Home » Next United manager: Ralph Hassenhuttl’s complicated relationship with Ralf Rangnick

Next United manager: Ralph Hassenhuttl’s complicated relationship with Ralf Rangnick

by Red Billy

The race to become Manchester United’s next manager is hotting up and one name that is making a late charge up the list of favourites is Southampton boss Ralph Hasenhuttl.

United legend Paul Scholes discussed the Austrian’s potential for the role in the pre-match build up to the game on BT Sports (via The Mirror), saying:

‘As a sporting director, he was the right choice at the right time for Leipzig – did brilliantly – and I’ve always liked him. I’ve always thought the football he plays at Southampton with not the best squad… The type of football has worked for them. His teams have been good to watch, I think it comes across really well.

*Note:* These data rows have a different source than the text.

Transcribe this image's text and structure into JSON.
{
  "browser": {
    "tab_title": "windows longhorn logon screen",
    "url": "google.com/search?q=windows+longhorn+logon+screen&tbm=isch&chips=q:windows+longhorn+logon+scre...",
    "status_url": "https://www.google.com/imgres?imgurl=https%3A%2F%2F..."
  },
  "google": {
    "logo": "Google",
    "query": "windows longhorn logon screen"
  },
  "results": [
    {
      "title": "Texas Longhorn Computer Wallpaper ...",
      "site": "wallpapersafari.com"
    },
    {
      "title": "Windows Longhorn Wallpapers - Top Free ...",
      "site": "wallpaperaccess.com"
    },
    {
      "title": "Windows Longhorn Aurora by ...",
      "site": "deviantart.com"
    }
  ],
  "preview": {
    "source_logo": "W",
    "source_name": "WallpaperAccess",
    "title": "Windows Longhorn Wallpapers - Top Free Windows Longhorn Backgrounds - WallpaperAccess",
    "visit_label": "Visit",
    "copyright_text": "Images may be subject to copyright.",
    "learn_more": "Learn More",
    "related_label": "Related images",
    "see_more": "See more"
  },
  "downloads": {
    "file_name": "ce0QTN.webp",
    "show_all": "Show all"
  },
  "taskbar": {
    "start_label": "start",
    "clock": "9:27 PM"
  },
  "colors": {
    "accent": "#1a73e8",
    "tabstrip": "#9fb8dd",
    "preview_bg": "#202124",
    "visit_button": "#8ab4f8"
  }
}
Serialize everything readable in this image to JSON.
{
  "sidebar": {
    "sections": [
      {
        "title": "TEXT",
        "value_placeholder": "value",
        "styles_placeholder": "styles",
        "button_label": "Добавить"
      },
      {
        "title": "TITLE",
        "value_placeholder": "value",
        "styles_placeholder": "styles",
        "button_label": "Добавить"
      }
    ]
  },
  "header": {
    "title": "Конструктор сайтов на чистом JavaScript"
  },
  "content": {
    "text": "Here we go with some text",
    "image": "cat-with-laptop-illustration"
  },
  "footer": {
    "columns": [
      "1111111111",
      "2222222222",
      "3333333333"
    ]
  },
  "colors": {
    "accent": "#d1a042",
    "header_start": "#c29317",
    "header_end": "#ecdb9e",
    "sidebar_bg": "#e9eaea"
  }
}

‘The more I think about it, I don’t think it would be a bad thing. The way he goes about his business, he looks good.’

Aside from the fantastic job Hasenhuttl is doing at Southampton, cited in his favour is his prior relationship with United’s interim boss Ralf Rangnick, who will be staying on in a consultancy role and is expected to take a leading role in the next permanent manager’s appointment.

The pair worked closely together at RB Leipzig between 2016 and 2018.

The flames of the story were fanned this week by claims from Southampton’s chief executive Martin Semmens that Hasenhuttl was helping him to find his own replacement at St Mary’s, indicating that he was set to leave at the end of the season.

Semmens told BBC Five Live (via The Mirror):

‘’When you go and look for a new manager – and for the record we do a huge amount of recruitment and scouting on new managers – and we do know potentially who our new manager will be, and Ralph and I have talked about it, it’s not something to be scared of saying out loud [because] people don’t like to say that, but it’s just as important as buying a new striker.’

The mounting rumours have been put to the 54 year old, who laughed it off, saying:

‘This is not in my mind and also not the things that are interesting me.

‘I don’t want to speak about my future every week.

‘Last week we spoke about different things, and this week we should be speaking about the game we have now against Everton.

‘This is more interesting for me, my whole focus and whole energy is on this game. Anything else I will leave to other people.’ (Source: fourfourtwo.com).

The fact that Hasenhuttl has Premier League experience is a point in his favour of course, but that previous relationship with Rangnick may or may not be to his advantage.

Whilst the pair enjoyed success together at Leipzig, The Athletic notes that the relationship did start to deteriorate when the Austrian started to challenge and move away from Rangnick’s methods.

‘What started as a blossoming partnership ended under a grey cloud two years later, with Hasenhuttl walking out of his contract 12 months early and RB Leipzig happy to hold the exit door open for him,’ reporters Dan Sheldon and Carl Anka write.

The report explains that despite ‘an incredible maiden season … which ended with RB Leipzig finishing second behind Bayern Munich and sealing Champions League qualification, … cracks were already starting to appear in the relationship between Rangnick and Hasenhuttl throughout the second half of the campaign.

One problem was that ‘Hasenhuttl found Rangnick’s influence overbearing at times, although [he] did not take control in a way a head coach could, which is why his boss would hover over his shoulder.’

Another was that ‘Hasenhuttl was keen to alter Rangnick’s blueprint and make tweaks to how RB Leipzig played.

‘He wanted there to be more of a focus to their work on the ball as opposed to off it.

‘Some say Rangnick did not want Hasenhuttl to veer away from his blueprint, while others say that the German had no issue with it as long as the team did not lose their identity.

‘Ultimately, Rangnick is said to have felt that the team had stopped doing what they were great at and were stuck in a halfway house of trying to be a competent side on the ball and effective out of possession.’

There were, in that second season, many disagreements between the two according to the report.

However, the fact is that the pair did enjoy great success together and still have very similar principles.

The Athletic concludes that there are no grudges and that ‘privately, the Manchester United manager is said to speak highly of his former colleague and Hasenhuttl was equally as forthcoming in his praise of the 63-year-old.’

Whether this would mean they would work together again remains unclear.